I haven't heard a Bjork album in full since "Homogenic", which I found underwhelming despite the potential of a collaboration with producer Mark Bell.  Eighteen years later, the news of an Arca/Haxan Cloak guest producer tandem was finally enough to pique my interest again.  

That might seem to put me in a category with the people who are short-changing Bjork by making "Vulnicura" about her producers rather than about her, and thereby refusing to give her the proper credit for her music.  A lot has been written about this, and I don't think either side has got it completely right.  Arca and Haxan Cloak are a significant part of the story that is "Vulnicura", and I give Bjork all the credit in the world for bringing them onto the project.  This is in no way a backhanded comment.  It's like giving credit to a DJ for having good taste in music.   Track selection (i.e. knowing which tracks will sound good together, building a set list, having a feel for what the crowd wants) is by far the most important skill for a DJ, even though it's the more technical aspects of DJ'ing (e.g. beatmatching, use of effects) that often get most of the attention.  Choosing a producer is more than just finding a hot hand, it's about meshing of two conceivably different mindsets.  The difference between a successful meeting of minds and a stylistically ugly clash in styles comes down to the artists' instincts about what is likely to work and what won't.

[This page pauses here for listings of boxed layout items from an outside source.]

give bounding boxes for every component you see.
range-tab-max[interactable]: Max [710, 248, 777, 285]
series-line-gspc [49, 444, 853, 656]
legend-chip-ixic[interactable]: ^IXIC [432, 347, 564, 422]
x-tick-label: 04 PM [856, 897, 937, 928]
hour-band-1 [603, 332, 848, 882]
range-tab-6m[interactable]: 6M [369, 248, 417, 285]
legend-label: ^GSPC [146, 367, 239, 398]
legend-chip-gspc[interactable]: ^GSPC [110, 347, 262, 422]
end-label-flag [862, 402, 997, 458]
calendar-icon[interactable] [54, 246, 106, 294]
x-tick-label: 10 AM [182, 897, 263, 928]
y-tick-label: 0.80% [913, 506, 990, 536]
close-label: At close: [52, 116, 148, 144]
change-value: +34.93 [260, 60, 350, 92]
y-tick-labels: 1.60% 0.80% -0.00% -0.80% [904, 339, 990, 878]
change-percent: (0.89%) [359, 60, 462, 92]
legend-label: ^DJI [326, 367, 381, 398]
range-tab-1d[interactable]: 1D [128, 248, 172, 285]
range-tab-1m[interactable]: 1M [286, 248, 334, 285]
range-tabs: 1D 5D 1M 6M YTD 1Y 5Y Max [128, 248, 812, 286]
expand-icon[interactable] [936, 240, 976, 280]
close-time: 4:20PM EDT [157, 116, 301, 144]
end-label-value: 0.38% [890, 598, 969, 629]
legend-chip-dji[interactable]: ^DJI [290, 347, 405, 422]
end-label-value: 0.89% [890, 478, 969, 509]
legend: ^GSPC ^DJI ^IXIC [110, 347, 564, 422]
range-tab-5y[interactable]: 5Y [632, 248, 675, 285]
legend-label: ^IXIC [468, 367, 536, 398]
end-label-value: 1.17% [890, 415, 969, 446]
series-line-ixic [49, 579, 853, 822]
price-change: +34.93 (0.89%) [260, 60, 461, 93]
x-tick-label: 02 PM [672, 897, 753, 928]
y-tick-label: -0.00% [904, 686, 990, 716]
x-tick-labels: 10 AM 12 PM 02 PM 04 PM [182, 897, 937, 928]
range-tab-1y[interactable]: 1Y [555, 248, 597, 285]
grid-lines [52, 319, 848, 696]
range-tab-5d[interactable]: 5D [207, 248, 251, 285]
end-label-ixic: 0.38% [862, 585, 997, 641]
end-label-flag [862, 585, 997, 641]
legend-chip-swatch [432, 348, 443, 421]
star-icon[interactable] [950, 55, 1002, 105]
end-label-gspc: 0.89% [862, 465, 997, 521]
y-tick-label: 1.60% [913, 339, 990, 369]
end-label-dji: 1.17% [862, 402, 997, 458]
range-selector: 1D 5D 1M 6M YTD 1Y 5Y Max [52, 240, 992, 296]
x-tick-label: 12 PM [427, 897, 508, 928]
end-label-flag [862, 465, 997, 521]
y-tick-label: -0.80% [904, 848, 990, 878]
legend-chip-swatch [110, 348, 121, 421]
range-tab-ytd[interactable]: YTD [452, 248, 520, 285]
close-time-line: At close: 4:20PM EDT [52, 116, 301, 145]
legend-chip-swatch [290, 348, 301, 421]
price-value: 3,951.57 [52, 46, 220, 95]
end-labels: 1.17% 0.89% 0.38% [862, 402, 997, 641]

The actual music makes a lot of this discussion moot anyway.  The album is dominated by the string arrangements (composed entirely by Bjork) and of course her singular voice.  The electronic flourishes are the undercurrent to the main melodies -- they enhance the music but aren't central to the plot of the album.  I could easily imagine a strings and voice only version of the same album.  However, the dark, murky sound of The Haxan Cloak is all over "Family", the lone track he co-produced.  The only superfluous guest contribution is Antony Hegarty as the guest vocalist on "Atom Dance".  His parts feel imported from a completely different album and forced onto this one.  Otherwise this is a fairly minimalist album that sticks faithfully to a simple aesthetic.  I would have wanted to hear more electronic experimentation along with Bjork's breakup hymns set to modern classical music, but longtime fans of hers may not agree.